What are finger buns?
Once a standard in any Australian bakery or school canteen, these long fruit buns with their distinctive light pink icing are fast disappearing from many shelves. Desiccated coconut, pink icing or colourful hundreds-and-thousands are the standard toppings, although you can leave them plain for a simpler touch.
Check out this much-loved recipe by one of our home cooks:
Classic Finger Bun Recipe
What you’ll need
- 1 sachet dry yeast (7g)
- 1/3 cup caster sugar
- 1/2 cup milk, warm
- 2 ½ cups plain flour
- 1½ tsp ground cinnamon
- 50g unsalted butter, melted
- 1 egg, lightly whisked
- 1/4 cup water, warm
- 3/4 cup sultanas
To decorate
- 1 ¼ cups icing sugar mixture
- 1 tsp butter, softened
- Pink food colouring
- Desiccated coconut to decorate
Step 1
Mix together the yeast, caster sugar and milk in a small jug. Set aside for 10 minutes, or until it becomes foamy.
Step 2
Sift together the flour and cinnamon into a large bowl. Make a well in the centre and add the yeast mixture, butter, egg and water. Use a round-bladed knife to mix together using a cutting motion. Tip the dough onto the bench and use your hands to knead it together. Continue kneading for 5 minutes. Add the sultanas to the dough and knead for an additional 2 minutes or until it is smooth and elastic.
Step 3
Place the dough in a lightly greased bowl and cover with plastic wrap. Place in a warm place for 1 hour or until doubled in size.
Step 4
Preheat the oven to 200C. Grease 2 baking trays. Punch down the dough and knead for 2 minutes, or until smooth. Divide dough into 12 portions. Roll each portion into a log, roughly 12cm long. Place 6 dough logs on each prepared tray. Cover each tray with a tea towel and set aside in a warm place for 20 minutes.
Step 5
Brush the tops of the buns with a little milk and pop in the oven for 15-20 minutes or until golden and cooked through. Transfer to a wire rack to cool.
Step 6
To make icing, place icing sugar, butter and 2 tbs warm water in a bowl. Stir until smooth. Add 2 drops food colouring and stir to combine. Carefully add more food colouring until you reach the desired colour. Spread icing over the cooled buns and sprinkle with coconut. Place on a wire rack to set, then serve.
Can I use my bread maker?
Yes, you can easily use your bread maker to make finger buns. Here are a few tips to help you out:
- Try using the standard fruit buns recipe that comes in your bread-maker’s manual. Remember to always put your ingredients into the bread pan in the order that your manual instructs to ensure it’s perfectly kneaded.

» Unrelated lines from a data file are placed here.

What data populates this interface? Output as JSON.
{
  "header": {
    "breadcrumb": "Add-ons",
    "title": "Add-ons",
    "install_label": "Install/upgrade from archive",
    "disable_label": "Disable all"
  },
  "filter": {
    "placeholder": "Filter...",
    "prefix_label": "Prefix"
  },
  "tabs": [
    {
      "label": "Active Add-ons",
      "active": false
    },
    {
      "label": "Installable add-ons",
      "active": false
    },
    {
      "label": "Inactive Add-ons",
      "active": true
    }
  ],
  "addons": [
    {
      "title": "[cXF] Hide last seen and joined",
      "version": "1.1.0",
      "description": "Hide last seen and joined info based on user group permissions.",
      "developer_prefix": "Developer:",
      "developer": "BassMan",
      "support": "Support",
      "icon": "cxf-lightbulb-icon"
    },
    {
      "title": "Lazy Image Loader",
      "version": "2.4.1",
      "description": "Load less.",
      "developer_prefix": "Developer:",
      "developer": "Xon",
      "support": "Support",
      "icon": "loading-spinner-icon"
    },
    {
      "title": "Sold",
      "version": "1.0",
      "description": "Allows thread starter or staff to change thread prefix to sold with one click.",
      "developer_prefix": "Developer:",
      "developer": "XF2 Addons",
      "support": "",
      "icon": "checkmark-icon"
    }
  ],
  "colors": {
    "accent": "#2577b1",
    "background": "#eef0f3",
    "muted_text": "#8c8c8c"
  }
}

- Set the machine to ‘dough raisin’ mode, or the equivalent. The machine will then let you know the exact moment to add your fruit.
- Once the dough has finished, turn it out onto a lightly floured surface and knead briefly. From this point you can continue with step 4 above.
Best finger bun flavours
Now that you have the base recipe, why not try making them your own by trying some of these nifty tweaks:
- Choc chip finger buns: Do away with the sultanas and replace it with chocolate chips. Decorate you finished buns with the traditional glaze and coconut, or try topping them with chocolate sprinkles.
- Apricot and walnut: Swap the sultanas for a mix of dried apricot and finely chopped toasted walnut. Sprinkle the finished buns with a finely ground walnut praline.
- Fruit-free toasted coconut buns: Ditch the dried fruit all together and add ½ teaspoon mixed spice to the mix for an aromatic bun. Try toasting some shredded coconut to add to the top of your buns for extra flavour and texture.